As a small number, 3 is an easy recall and so it is processed smoothly. In linguistic lingo this is a concept called cognitive fluency, simply meaning that we like things that are easy to think about – duh! Of course – who wants to think about hard stuff?
It used to be that not so very long ago we could recall a string of 9 things, hence our 9-digit Social Security numbers. But as the times became more complex, with ever more things to remember, our capacity to recall dropped down to 7 things, i.e. phone numbers (back when area codes were all the same for a state and didn’t need to be remembered).
Then the complexity of the world escalated further and the 7 item recall capacity dropped down to 4-5 things that we could easily hold in short-term memory, which is where we are in today’s uber-data world. Throughout it all, 3 remained unwaveringly easy.
Those 3 little pigs, Goldilocks and that family of 3 bears, 3 Billy goats gruff – our childhood stories and nursery rhymes reinforced the concept of the world built around 3. When you have 3 items – not 2 that feels like something is lacking, or 4 that is starting to strain our memory – then it feels like all is right with the world and things are as they should be.
So why is this good to know in the world of communication? When you are communicating, if you remember the rule of 3 you will be most effective in your communication. Give 3 reasons to back up your argument; if there are only 2 strong reasons come up with a third. Really. If there are 4 strong reasons, go with the 3 strongest ones, and omit the fourth weakest one.
When describing something list 3 supporting details. Was he tall, dark and handsome? Well he wasn’t short and squat, but maybe he was short, squat and pimply. Get how ‘short and squat’ is just a little too brief and feels like something is missing without the third trait added on?
It’s like the brain is waiting for the third item to process, which is much more comfortable than not having it. And cognitive comfort, fluency, and ease of understanding (see how I came up the third item here, which wasn’t immediately obvious what it would be, but was necessary to have – 3!) leads to a perception of accuracy. When something is smooth and easy to process, it rings to the brain as truer than not. This has no rational basis whatsoever, but there it is nonetheless.
Which is why my daughter was so quick to believe that the recent demise of Paul McCartney was likely true. Logically it makes no sense that one celebrity death would have any bearing on another famous unrelated person’s life, yet something in our brain says “that feels about right”.

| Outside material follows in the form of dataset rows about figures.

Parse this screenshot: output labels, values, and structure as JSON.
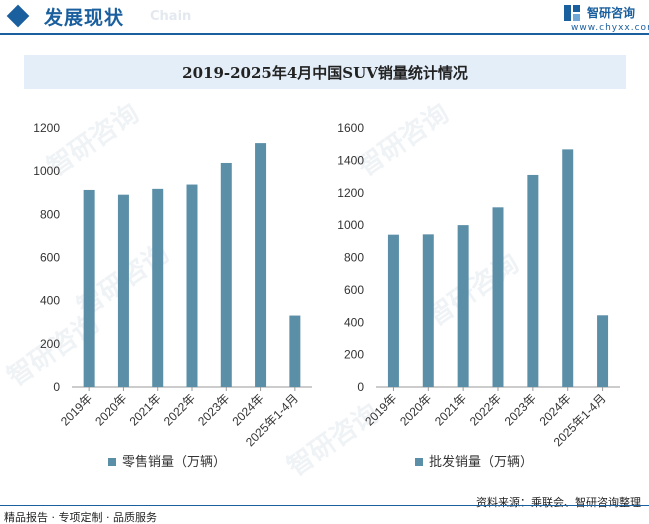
{
  "header": {
    "section_title": "发展现状",
    "section_sub": "Chain",
    "logo_name": "智研咨询",
    "logo_url": "www.chyxx.com"
  },
  "watermark_text": "智研咨询",
  "colors": {
    "bar": "#5b8fa8",
    "axis": "#9a9a9a",
    "text": "#333333"
  },
  "chart_data": [
    {
      "type": "bar",
      "title": "2019-2025年4月中国SUV销量统计情况",
      "categories": [
        "2019年",
        "2020年",
        "2021年",
        "2022年",
        "2023年",
        "2024年",
        "2025年1-4月"
      ],
      "series": [
        {
          "name": "零售销量（万辆）",
          "values": [
            913,
            891,
            918,
            938,
            1038,
            1130,
            331
          ]
        }
      ],
      "ylim": [
        0,
        1200
      ],
      "yticks": [
        0,
        200,
        400,
        600,
        800,
        1000,
        1200
      ],
      "legend": "bottom",
      "grid": false
    },
    {
      "type": "bar",
      "categories": [
        "2019年",
        "2020年",
        "2021年",
        "2022年",
        "2023年",
        "2024年",
        "2025年1-4月"
      ],
      "series": [
        {
          "name": "批发销量（万辆）",
          "values": [
            941,
            943,
            1000,
            1110,
            1310,
            1468,
            443
          ]
        }
      ],
      "ylim": [
        0,
        1600
      ],
      "yticks": [
        0,
        200,
        400,
        600,
        800,
        1000,
        1200,
        1400,
        1600
      ],
      "legend": "bottom",
      "grid": false
    }
  ],
  "footer": {
    "left": "精品报告 · 专项定制 · 品质服务",
    "source": "资料来源：乘联会、智研咨询整理"
  }
}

This is the concept of closure, pattern completion that the brain strives for constantly. As we try to make sense of the world around us, the brain seeks patterns to gain understanding and put the unfamiliar into the familiar. The pattern of 3 is such a strong one that it literally begs for completion.
The format of “___________, ___________ and ___________” is important to maintain in writing, in all communication, for best effectiveness. Maintain it and you will not only have credibility, but perceived accuracy as well. Ignore the Rule of 3 and your communication will unnecessarily suffer.